Some predict, however, that Rafsanjani is more interested in trying to shape the outcome of the election than in reclaiming the presidency.
"He will be a kingmaker," said Ali Reza Khamesian, political editor of the independent Magreb newspaper. "Rafsanjani has the capacity to open deadlocks and remove problems inside and out."
A senior official in the Guardian Council said: "We need someone in the post with Rafsanjani's policies but hardworking like Ahmadinejad." The official spoke on condition of anonymity since he was not authorized to comment publicly.
But Rafsanjani also has his own political baggage.
He angered the ruling clerics with his open support for Ahmadinejad's reformist challenger in 2009, Mir Hossein Mousavi, who is now under house arrest along with another opposition figure, Mahdi Karroubi.
That cost Rafsanjani a coveted place among the Friday prayer leaders at Tehran University. He then came under heavy pressure from all sides, including accusations of financial corruption that were never substantiated.
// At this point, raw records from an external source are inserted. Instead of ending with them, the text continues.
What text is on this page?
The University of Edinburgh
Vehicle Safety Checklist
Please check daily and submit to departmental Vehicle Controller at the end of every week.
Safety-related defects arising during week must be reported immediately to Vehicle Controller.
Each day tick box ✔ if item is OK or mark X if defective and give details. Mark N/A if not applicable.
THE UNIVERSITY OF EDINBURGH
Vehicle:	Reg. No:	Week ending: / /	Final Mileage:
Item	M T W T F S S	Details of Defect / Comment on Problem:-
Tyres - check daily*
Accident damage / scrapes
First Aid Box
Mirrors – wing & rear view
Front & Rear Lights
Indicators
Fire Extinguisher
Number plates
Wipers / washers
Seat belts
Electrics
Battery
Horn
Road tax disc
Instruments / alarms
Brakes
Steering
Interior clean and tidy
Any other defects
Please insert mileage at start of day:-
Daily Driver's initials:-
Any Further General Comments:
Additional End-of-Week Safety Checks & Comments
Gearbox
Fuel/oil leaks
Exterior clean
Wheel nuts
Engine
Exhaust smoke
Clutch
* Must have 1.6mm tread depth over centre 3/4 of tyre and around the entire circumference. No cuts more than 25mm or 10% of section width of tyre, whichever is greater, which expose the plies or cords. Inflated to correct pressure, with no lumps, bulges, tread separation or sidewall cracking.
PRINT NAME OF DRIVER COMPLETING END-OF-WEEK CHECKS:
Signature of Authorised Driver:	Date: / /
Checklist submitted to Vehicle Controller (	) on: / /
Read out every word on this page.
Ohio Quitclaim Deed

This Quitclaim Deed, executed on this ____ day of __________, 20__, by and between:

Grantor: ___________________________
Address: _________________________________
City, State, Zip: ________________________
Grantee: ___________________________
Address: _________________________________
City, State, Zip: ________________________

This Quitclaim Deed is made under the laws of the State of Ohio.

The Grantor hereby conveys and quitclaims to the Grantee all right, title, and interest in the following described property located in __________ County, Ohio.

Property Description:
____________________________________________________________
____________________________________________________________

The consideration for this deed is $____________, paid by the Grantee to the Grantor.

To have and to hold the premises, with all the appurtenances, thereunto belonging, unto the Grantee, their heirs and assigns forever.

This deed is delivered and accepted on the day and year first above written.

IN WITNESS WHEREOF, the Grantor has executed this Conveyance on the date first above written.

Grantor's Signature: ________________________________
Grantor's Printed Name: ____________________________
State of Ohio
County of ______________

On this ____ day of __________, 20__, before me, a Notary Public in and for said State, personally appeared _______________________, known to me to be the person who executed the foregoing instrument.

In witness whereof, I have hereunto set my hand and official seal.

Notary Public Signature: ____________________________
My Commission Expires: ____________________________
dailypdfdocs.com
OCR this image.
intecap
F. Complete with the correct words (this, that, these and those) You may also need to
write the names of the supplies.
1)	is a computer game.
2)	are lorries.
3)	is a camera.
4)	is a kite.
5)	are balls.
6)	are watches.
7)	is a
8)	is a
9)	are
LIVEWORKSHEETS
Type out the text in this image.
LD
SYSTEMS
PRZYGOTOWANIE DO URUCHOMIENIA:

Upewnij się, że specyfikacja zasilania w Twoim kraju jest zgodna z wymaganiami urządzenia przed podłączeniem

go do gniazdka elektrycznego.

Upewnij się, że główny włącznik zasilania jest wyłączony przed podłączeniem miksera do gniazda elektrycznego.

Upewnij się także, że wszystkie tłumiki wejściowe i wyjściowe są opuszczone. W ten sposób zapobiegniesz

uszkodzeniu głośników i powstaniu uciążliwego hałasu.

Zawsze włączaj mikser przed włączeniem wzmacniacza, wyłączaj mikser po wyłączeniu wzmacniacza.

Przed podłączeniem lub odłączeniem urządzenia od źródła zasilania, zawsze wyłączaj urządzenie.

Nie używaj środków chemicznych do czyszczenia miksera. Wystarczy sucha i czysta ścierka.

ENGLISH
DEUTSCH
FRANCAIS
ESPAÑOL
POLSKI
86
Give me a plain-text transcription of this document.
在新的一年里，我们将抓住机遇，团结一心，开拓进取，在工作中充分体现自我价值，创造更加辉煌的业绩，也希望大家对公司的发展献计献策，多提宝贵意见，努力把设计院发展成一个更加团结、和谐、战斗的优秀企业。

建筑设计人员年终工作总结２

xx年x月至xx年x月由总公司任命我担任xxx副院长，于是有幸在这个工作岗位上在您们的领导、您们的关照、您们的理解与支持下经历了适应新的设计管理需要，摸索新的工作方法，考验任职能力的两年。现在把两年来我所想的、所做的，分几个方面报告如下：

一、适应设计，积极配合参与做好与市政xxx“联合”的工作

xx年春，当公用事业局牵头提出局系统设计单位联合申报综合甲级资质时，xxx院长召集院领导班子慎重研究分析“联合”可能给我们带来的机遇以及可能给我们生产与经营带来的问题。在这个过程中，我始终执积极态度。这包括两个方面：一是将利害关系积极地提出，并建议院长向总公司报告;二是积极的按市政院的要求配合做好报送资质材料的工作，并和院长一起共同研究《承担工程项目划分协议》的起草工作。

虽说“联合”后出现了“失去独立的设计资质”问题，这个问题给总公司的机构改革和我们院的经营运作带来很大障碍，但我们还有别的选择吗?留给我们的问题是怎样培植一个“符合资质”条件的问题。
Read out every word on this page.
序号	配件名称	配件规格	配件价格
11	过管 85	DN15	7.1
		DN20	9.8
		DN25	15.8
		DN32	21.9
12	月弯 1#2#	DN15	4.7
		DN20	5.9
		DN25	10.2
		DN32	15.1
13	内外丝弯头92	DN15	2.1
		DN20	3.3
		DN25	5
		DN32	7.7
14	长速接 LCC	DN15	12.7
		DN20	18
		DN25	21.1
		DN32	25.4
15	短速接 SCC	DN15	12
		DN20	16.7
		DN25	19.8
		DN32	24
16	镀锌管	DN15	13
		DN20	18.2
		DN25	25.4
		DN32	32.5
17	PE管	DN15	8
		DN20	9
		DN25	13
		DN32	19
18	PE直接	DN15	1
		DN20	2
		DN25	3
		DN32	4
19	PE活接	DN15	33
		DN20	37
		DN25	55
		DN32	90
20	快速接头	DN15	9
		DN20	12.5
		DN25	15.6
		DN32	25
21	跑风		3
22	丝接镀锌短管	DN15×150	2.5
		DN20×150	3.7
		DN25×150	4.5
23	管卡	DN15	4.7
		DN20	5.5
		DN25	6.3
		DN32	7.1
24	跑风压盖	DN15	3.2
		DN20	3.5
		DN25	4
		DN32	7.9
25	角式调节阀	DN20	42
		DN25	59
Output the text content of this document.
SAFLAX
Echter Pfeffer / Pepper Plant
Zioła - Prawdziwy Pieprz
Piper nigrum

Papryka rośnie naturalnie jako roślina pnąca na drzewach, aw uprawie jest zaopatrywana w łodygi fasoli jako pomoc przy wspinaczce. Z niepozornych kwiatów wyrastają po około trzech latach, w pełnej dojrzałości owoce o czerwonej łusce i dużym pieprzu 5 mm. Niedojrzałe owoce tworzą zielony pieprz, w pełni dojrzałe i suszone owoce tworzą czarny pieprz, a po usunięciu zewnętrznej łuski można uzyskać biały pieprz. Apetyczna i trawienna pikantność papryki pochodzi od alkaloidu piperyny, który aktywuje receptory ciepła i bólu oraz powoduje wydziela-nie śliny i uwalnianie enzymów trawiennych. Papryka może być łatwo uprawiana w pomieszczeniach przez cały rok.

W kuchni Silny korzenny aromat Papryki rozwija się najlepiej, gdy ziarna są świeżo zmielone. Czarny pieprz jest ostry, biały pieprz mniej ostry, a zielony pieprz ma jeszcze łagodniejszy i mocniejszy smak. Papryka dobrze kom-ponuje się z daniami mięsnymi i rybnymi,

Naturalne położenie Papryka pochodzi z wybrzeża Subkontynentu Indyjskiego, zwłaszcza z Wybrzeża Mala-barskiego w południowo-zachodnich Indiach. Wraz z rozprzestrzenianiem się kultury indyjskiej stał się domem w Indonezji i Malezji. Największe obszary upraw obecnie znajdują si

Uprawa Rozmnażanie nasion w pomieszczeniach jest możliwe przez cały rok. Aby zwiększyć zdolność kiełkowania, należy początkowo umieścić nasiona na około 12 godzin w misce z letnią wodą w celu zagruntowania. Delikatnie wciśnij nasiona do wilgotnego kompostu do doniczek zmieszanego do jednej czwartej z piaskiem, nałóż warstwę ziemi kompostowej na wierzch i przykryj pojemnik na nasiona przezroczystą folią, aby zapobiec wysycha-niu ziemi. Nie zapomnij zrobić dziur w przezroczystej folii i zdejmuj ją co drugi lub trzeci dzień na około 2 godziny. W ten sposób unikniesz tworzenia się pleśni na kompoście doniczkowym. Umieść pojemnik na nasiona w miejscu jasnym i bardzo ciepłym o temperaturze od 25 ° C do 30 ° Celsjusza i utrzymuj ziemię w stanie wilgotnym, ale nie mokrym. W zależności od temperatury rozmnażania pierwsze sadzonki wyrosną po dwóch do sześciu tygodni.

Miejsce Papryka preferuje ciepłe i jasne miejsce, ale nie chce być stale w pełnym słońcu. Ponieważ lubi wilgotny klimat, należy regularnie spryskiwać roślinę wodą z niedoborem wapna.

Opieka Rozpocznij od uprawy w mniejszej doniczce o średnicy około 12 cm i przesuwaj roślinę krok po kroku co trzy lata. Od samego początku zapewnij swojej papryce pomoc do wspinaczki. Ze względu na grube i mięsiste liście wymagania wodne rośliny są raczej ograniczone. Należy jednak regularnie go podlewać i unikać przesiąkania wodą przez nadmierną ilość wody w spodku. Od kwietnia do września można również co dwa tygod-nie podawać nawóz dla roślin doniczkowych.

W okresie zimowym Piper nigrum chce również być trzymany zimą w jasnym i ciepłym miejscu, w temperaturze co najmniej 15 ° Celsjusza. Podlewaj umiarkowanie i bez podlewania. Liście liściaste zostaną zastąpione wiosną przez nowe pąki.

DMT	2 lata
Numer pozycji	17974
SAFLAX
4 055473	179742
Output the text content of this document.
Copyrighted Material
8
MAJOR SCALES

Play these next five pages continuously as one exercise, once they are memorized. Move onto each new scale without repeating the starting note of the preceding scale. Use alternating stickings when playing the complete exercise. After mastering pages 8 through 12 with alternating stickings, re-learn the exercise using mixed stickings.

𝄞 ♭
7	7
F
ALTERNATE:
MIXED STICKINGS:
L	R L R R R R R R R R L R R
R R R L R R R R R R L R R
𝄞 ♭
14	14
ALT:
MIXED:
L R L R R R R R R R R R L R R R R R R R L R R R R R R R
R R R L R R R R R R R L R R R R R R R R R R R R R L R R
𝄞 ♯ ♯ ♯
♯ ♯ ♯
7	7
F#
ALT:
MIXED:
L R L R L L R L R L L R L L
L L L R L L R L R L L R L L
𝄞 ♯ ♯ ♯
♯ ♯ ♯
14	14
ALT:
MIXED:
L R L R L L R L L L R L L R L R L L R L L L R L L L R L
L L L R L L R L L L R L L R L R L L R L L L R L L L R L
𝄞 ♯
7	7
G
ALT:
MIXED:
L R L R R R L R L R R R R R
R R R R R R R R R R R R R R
Last year, Rafsanjani lost his position as the head of the Assembly of Experts, a powerful clerical body charged with choosing or dismissing Iran's supreme leader. He is still a member of the council—and commands a significant political following.
Some of his appeal is built around nostalgia for the 1990s, when the economy was not crippled by sanctions.
But there also are groups that will oppose any moves by Rafsanjani because of his association with reformers.
"By turning to Rafsanjani," hardline political analyst Mohammad Hossein Asadagha told the semiofficial Fars news agency, "reformists are trying to gradually return to the political scene."
Murphy reported from Dubai, United Arab Emirates.